Сокровище? Так он меня еще никогда не называл. Именно это слово заставило меня приподняться с матраса и посмотреть на него широко распахнутым взглядом, полным непонимания.
— Послушай меня без истерик, без слез. Просто послушай, — Юрий Малинов даже не смотрит в мою сторону. Туманный взгляд направлен в пустую стену, где раньше был телевизор. От предчувствия чего-то недоброго, тело несмело дрожит.
— Что случилось? — томительное ожидание заставляет меня нарушить устоявшуюся тишину.
— Сейчас приедут люди и заберут тебя. Я… я… проиграл… тебя… в карты, — папа опускает голову и потирает переносицу.
Что?
Целый мир замер, остановился. Я отвела взгляд. Пустота. Мрак. Холод. Я ничего не почувствовала. Будто это в порядке вещей. Будто меня каждый день проигрывали в карты. Осознание происходящего подкрадывалось ко мне со спины, как хищный зверь, и я кожей чувствовала его разъяренное дыхание.
— Сейчас ты примешь душ, Вика, наденешь свое лучшее белье, платье, и уедешь из нашей квартиры, — голос звучал тихо и напряженно, отравляя ядом сознание. Липкий и мерзкий страх прокрался в сердце, и я сжалась. Подогнула к себе колени и обняла ноги. Внутри все болезненно двигалось, дышать стало сложно.

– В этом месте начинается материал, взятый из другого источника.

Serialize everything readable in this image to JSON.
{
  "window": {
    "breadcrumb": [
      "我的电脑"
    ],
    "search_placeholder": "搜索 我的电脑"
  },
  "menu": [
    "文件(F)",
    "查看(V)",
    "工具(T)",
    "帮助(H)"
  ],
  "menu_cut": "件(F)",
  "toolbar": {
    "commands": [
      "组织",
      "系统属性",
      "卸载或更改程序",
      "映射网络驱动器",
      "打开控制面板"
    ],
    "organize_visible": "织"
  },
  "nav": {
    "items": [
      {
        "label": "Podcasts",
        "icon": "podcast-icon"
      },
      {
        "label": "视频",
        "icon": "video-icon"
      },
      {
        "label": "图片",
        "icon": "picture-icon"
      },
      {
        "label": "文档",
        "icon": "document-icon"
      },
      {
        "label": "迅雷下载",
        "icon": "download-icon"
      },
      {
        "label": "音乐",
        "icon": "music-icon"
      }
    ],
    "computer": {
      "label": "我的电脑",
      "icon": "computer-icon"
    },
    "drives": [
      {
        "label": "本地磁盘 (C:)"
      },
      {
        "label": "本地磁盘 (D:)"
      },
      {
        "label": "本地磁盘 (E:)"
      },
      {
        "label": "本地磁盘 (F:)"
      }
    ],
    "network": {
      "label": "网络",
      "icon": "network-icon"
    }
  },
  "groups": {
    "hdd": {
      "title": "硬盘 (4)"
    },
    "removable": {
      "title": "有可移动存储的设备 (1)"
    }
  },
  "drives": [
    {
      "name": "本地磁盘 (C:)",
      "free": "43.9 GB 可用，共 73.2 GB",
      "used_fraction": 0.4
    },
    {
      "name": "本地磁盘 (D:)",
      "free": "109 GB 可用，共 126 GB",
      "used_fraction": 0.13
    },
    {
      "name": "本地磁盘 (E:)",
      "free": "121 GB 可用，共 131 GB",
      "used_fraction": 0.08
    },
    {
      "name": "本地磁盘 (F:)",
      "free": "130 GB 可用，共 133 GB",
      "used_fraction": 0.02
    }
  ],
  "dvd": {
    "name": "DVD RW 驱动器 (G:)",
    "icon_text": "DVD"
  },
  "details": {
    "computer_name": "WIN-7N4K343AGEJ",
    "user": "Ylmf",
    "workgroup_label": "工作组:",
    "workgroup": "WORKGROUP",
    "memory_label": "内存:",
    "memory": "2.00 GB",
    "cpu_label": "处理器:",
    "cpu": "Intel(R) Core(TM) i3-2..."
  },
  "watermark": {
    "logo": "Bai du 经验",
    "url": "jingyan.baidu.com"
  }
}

— Этот человек, Амурский, мать его, Герман, сам тебе все расскажет. Жить ты будешь у него, — кажется, отец молча плакал. Я поднялась с пола, откинула плед и подошла к нему, глядя сверху на опущенную голову.
— Я ненавижу тебя, — зашипела неузнаваемым голосом, напугавшем даже меня саму. Руки сжались в кулаки, и я с трудом сдерживала желание добавить несколько ссадин на его теле.
— Собирайся, Вика, — взгляд отца стрелой направился на меня, и я задрожала от ужаса. Так начался мой страшный кошмар.
Не сразу.
Я прошла на кухню, достала из тайника деньги, отложенные на оплату академии. Этого хватит, чтобы уехать в другой город и снять номер в мотеле на несколько недель, пока не найду новую работу. Полная решимости, я оделась, несмотря в сторону Юрия, прошла в подъезд, спустилась с лестницы.
Я никогда не думала, что это возможно — проиграть в карты человека. Конечно, я читала несколько криминальных сводок в газете, как нерадивые пьяницы продавали своих детей, но никогда в жизни бы не допустила и мысли, что это случится со мной. А сейчас я бегу из собственного дома, лишь бы не расплачиваться за отцовские пристрастия ценой собственной девственности, а может, и жизни.